Minnesota Small Businesses Need Real Relief, Not Short-Term Gimmicks

March 15, 2022 Last Edit: June 5, 2025

Minnesota Small Businesses Need Real Relief, Not Short-Term Gimmicks

The National Federation of Independent Business (NFIB) is calling on the governor and Minnesota lawmakers to provide relief for small businesses. NFIB appreciates the governor’s consideration of a gas tax holiday at the state and federal levels, but small employers in Minnesota are also wondering when the state will prevent the Unemployment Insurance “shutdown tax” from hitting Main Street. Combined, the federal and state gas taxes add over 46 cents to the cost of a gallon of gas for Minnesotans.
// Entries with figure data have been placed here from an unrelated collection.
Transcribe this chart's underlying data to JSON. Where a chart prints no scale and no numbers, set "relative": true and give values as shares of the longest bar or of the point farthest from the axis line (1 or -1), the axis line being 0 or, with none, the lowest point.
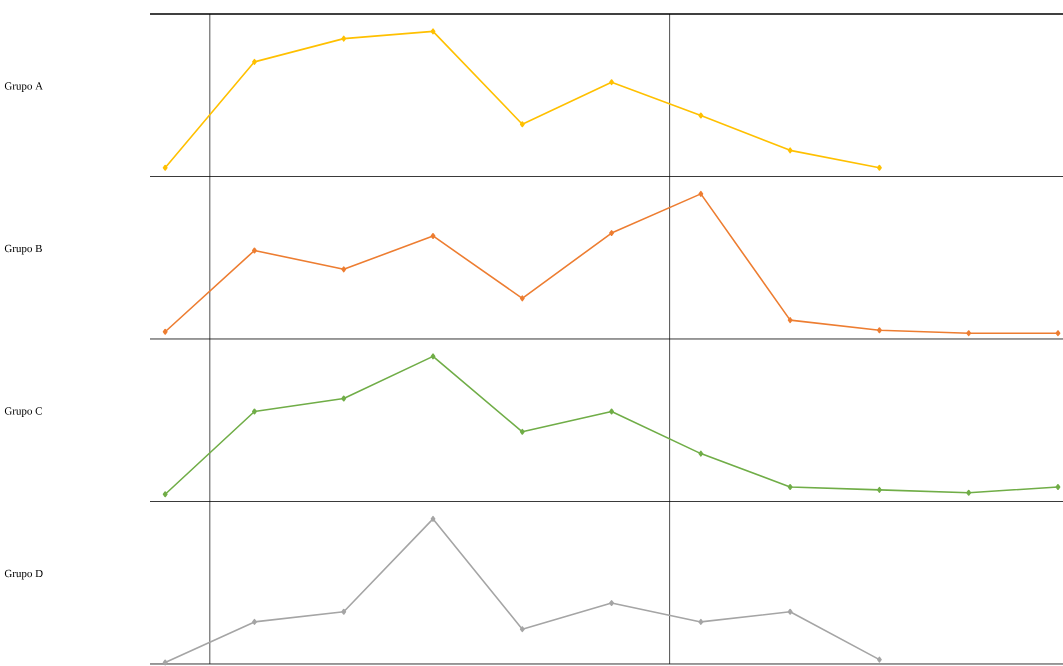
{
  "chart_data": [
    {
      "type": "line",
      "ylabel": "Grupo A",
      "categories": [
        null,
        null,
        null,
        null,
        null,
        null,
        null,
        null,
        null,
        null,
        null
      ],
      "relative": true,
      "marker": "diamond",
      "series": [
        {
          "color": "#ffc000",
          "values": [
            0.06,
            0.79,
            0.95,
            1,
            0.36,
            0.65,
            0.42,
            0.18,
            0.06,
            null,
            null
          ]
        }
      ]
    },
    {
      "type": "line",
      "ylabel": "Grupo B",
      "categories": [
        null,
        null,
        null,
        null,
        null,
        null,
        null,
        null,
        null,
        null,
        null
      ],
      "relative": true,
      "marker": "diamond",
      "series": [
        {
          "color": "#ed7d31",
          "values": [
            0.05,
            0.61,
            0.48,
            0.71,
            0.28,
            0.73,
            1,
            0.13,
            0.06,
            0.04,
            0.04
          ]
        }
      ]
    },
    {
      "type": "line",
      "ylabel": "Grupo C",
      "categories": [
        null,
        null,
        null,
        null,
        null,
        null,
        null,
        null,
        null,
        null,
        null
      ],
      "relative": true,
      "marker": "diamond",
      "series": [
        {
          "color": "#70ad47",
          "values": [
            0.05,
            0.62,
            0.71,
            1,
            0.48,
            0.62,
            0.33,
            0.1,
            0.08,
            0.06,
            0.1
          ]
        }
      ]
    },
    {
      "type": "line",
      "ylabel": "Grupo D",
      "categories": [
        null,
        null,
        null,
        null,
        null,
        null,
        null,
        null,
        null,
        null,
        null
      ],
      "relative": true,
      "marker": "diamond",
      "series": [
        {
          "color": "#a5a5a5",
          "values": [
            0.01,
            0.29,
            0.36,
            1,
            0.24,
            0.42,
            0.29,
            0.36,
            0.03,
            null,
            null
          ]
        }
      ]
    }
  ]
}
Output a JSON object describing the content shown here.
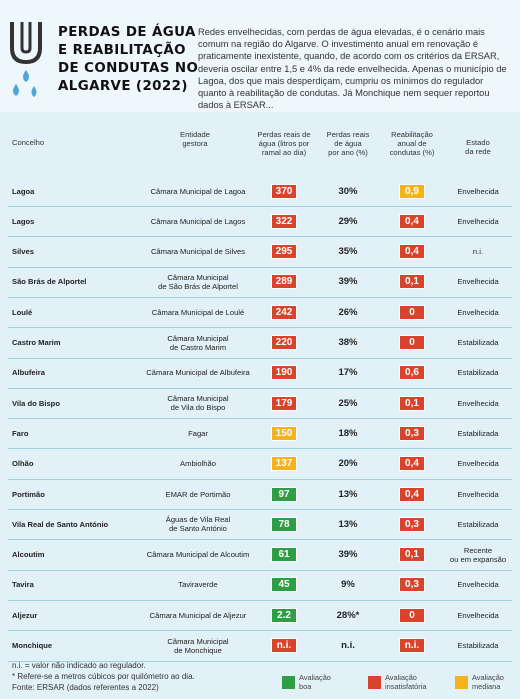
{
  "header": {
    "title": "PERDAS DE ÁGUA\nE REABILITAÇÃO\nDE CONDUTAS NO\nALGARVE (2022)",
    "intro": "Redes envelhecidas, com perdas de água elevadas, é o cenário mais comum na região do Algarve. O investimento anual em renovação é praticamente inexistente, quando, de acordo com os critérios da ERSAR, deveria oscilar entre 1,5 e 4% da rede envelhecida. Apenas o município de Lagoa, dos que mais desperdiçam, cumpriu os mínimos do regulador quanto à reabilitação de condutas. Já Monchique nem sequer reportou dados à ERSAR..."
  },
  "table": {
    "columns": [
      "Concelho",
      "Entidade\ngestora",
      "Perdas reais de\nágua (litros por\nramal ao dia)",
      "Perdas reais\nde água\npor ano (%)",
      "Reabilitação\nanual de\ncondutas (%)",
      "Estado\nda rede"
    ],
    "rows": [
      {
        "concelho": "Lagoa",
        "entidade": "Câmara Municipal de Lagoa",
        "perdas": "370",
        "perdas_color": "#d9432b",
        "perdas_ano": "30%",
        "reab": "0,9",
        "reab_color": "#f4b21c",
        "estado": "Envelhecida"
      },
      {
        "concelho": "Lagos",
        "entidade": "Câmara Municipal de Lagos",
        "perdas": "322",
        "perdas_color": "#d9432b",
        "perdas_ano": "29%",
        "reab": "0,4",
        "reab_color": "#d9432b",
        "estado": "Envelhecida"
      },
      {
        "concelho": "Silves",
        "entidade": "Câmara Municipal de Silves",
        "perdas": "295",
        "perdas_color": "#d9432b",
        "perdas_ano": "35%",
        "reab": "0,4",
        "reab_color": "#d9432b",
        "estado": "n.i."
      },
      {
        "concelho": "São Brás de Alportel",
        "entidade": "Câmara Municipal\nde São Brás de Alportel",
        "perdas": "289",
        "perdas_color": "#d9432b",
        "perdas_ano": "39%",
        "reab": "0,1",
        "reab_color": "#d9432b",
        "estado": "Envelhecida"
      },
      {
        "concelho": "Loulé",
        "entidade": "Câmara Municipal de Loulé",
        "perdas": "242",
        "perdas_color": "#d9432b",
        "perdas_ano": "26%",
        "reab": "0",
        "reab_color": "#d9432b",
        "estado": "Envelhecida"
      },
      {
        "concelho": "Castro Marim",
        "entidade": "Câmara Municipal\nde Castro Marim",
        "perdas": "220",
        "perdas_color": "#d9432b",
        "perdas_ano": "38%",
        "reab": "0",
        "reab_color": "#d9432b",
        "estado": "Estabilizada"
      },
      {
        "concelho": "Albufeira",
        "entidade": "Câmara Municipal de Albufeira",
        "perdas": "190",
        "perdas_color": "#d9432b",
        "perdas_ano": "17%",
        "reab": "0,6",
        "reab_color": "#d9432b",
        "estado": "Estabilizada"
      },
      {
        "concelho": "Vila do Bispo",
        "entidade": "Câmara Municipal\nde Vila do Bispo",
        "perdas": "179",
        "perdas_color": "#d9432b",
        "perdas_ano": "25%",
        "reab": "0,1",
        "reab_color": "#d9432b",
        "estado": "Envelhecida"
      },
      {
        "concelho": "Faro",
        "entidade": "Fagar",
        "perdas": "150",
        "perdas_color": "#f4b21c",
        "perdas_ano": "18%",
        "reab": "0,3",
        "reab_color": "#d9432b",
        "estado": "Estabilizada"
      },
      {
        "concelho": "Olhão",
        "entidade": "Ambiolhão",
        "perdas": "137",
        "perdas_color": "#f4b21c",
        "perdas_ano": "20%",
        "reab": "0,4",
        "reab_color": "#d9432b",
        "estado": "Envelhecida"
      },
      {
        "concelho": "Portimão",
        "entidade": "EMAR de Portimão",
        "perdas": "97",
        "perdas_color": "#2e9e44",
        "perdas_ano": "13%",
        "reab": "0,4",
        "reab_color": "#d9432b",
        "estado": "Envelhecida"
      },
      {
        "concelho": "Vila Real de Santo António",
        "entidade": "Águas de Vila Real\nde Santo António",
        "perdas": "78",
        "perdas_color": "#2e9e44",
        "perdas_ano": "13%",
        "reab": "0,3",
        "reab_color": "#d9432b",
        "estado": "Estabilizada"
      },
      {
        "concelho": "Alcoutim",
        "entidade": "Câmara Municipal de Alcoutim",
        "perdas": "61",
        "perdas_color": "#2e9e44",
        "perdas_ano": "39%",
        "reab": "0,1",
        "reab_color": "#d9432b",
        "estado": "Recente\nou em expansão"
      },
      {
        "concelho": "Tavira",
        "entidade": "Taviraverde",
        "perdas": "45",
        "perdas_color": "#2e9e44",
        "perdas_ano": "9%",
        "reab": "0,3",
        "reab_color": "#d9432b",
        "estado": "Envelhecida"
      },
      {
        "concelho": "Aljezur",
        "entidade": "Câmara Municipal de Aljezur",
        "perdas": "2.2",
        "perdas_color": "#2e9e44",
        "perdas_ano": "28%*",
        "reab": "0",
        "reab_color": "#d9432b",
        "estado": "Envelhecida"
      },
      {
        "concelho": "Monchique",
        "entidade": "Câmara Municipal\nde Monchique",
        "perdas": "n.i.",
        "perdas_color": "#d9432b",
        "perdas_ano": "n.i.",
        "reab": "n.i.",
        "reab_color": "#d9432b",
        "estado": "Estabilizada"
      }
    ]
  },
  "footer": {
    "notes": [
      "n.i. = valor não indicado ao regulador.",
      "* Refere-se a metros cúbicos por quilómetro ao dia.",
      "Fonte: ERSAR (dados referentes a 2022)"
    ],
    "legend": [
      {
        "label": "Avaliação\nboa",
        "color": "#2e9e44"
      },
      {
        "label": "Avaliação\ninsatisfatória",
        "color": "#d9432b"
      },
      {
        "label": "Avaliação\nmediana",
        "color": "#f4b21c"
      }
    ]
  }
}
In recent years, the governor and progressive lawmakers in the Minnesota House of Representatives supported a 20 cent per gallon increase in the state’s gas tax. This year, they support a new fuel regulations that could add another 20 cents per gallon to the cost of gas. “With more than $9 billion in state surplus and another $1 billion in unspent federal pandemic relief funds, temporary relief from gas taxes is nice but long-term relief from costly regulation and chronically high taxes is necessary,” said John Reynolds, NFIB State Director in Minnesota. “Small businesses across the state are not only worried about the rising costs of fuel prices, but about how they’re going to afford their UI tax bills if the Minnesota House of Representatives fails to act by next Tuesday,” added Reynolds. “The only thing stopping real relief right now is leaders in the Minnesota House who are playing politics with the lives and livelihoods of small business owners.” Minnesota’s Unemployment Insurance system is nearly $1.3 billion in debt to the federal government thanks to a surge in pandemic-related unemployment claims. UI payroll taxes will go up significantly unless legislation is passed by March 15. The current UI debt was caused by the pandemic and not the fault of small business owners, most of whom had no over pandemic restrictions that closed or significantly curtailed their businesses. The debt is unprecedented – far worse than even the 2008-09 recession. It means higher UI taxes for small businesses the rest of this decade or longer. Here’s the deal: Many small businesses are in still in pandemic recovery mode – in January, a third of NFIB’s members reported sales were still down 25% or more from pre-pandemic levels. According to NFIB’s latest member survey, 26 percent of business owners are listing inflation as their top concern.